Il successo della Prima Notte Bianca a Modena è indiscutibile e il successo ha un nome: il nome dell’assessore Alperoli che da Assessore alla Cultura ha portato, con pochi mezzi, un aria nuova che a Modena mancava da molto tempo.

Il contrasto è poi nettissimo se il paragone viene fatto con il suo predecessore che in cinque anni ha brillato per assenza d’iniziativa, pochezza di risultati e promesse non mantenute che, alla mezzanotte dei fatti, si sono trasformati in zucche come nella favola di Cenerentola.

La stessa “Notte Bianca”, iniziativa già presente in tantissime altre città, a Modena è stata proposta dal PDL nella scorsa legislatura, votata all’unanimità dal Consiglio fu bellamente ignorata dall’allora assessore, che qui non nomino perchè, in dissolvenza, ci si possa dimenticare di lui e della sua pochezza d’iniziative.  

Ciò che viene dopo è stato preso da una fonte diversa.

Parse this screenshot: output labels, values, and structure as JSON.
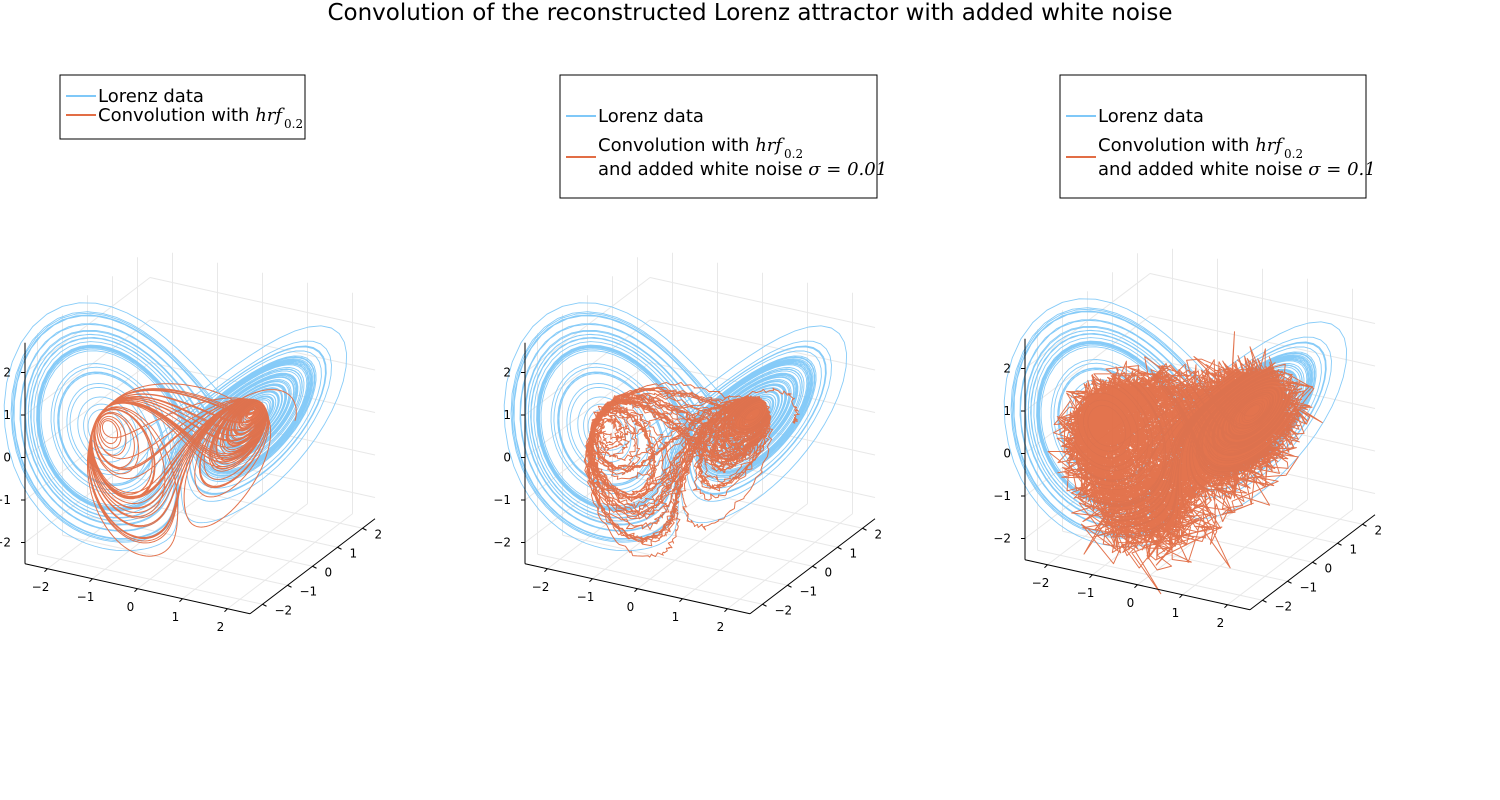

Un’osservazione per Alperoli: nel deserto di iniziative di Modena a volte sbocciano anche dei fiori; sarebbe possibile non concentrare tutto in una sera e poi, per i mesi successivi, vivere di “ricordi”? Lo chiedono non solo i commercianti ma tutta la città e dopo questa prima esperienza sarà bene organizzarsi meglio con parcheggi meglio distribuiti, cassonetti più frequenti e un servizio di vigilanza che prevenga eventuali episodi spiacevoli accaduti in altre realtà.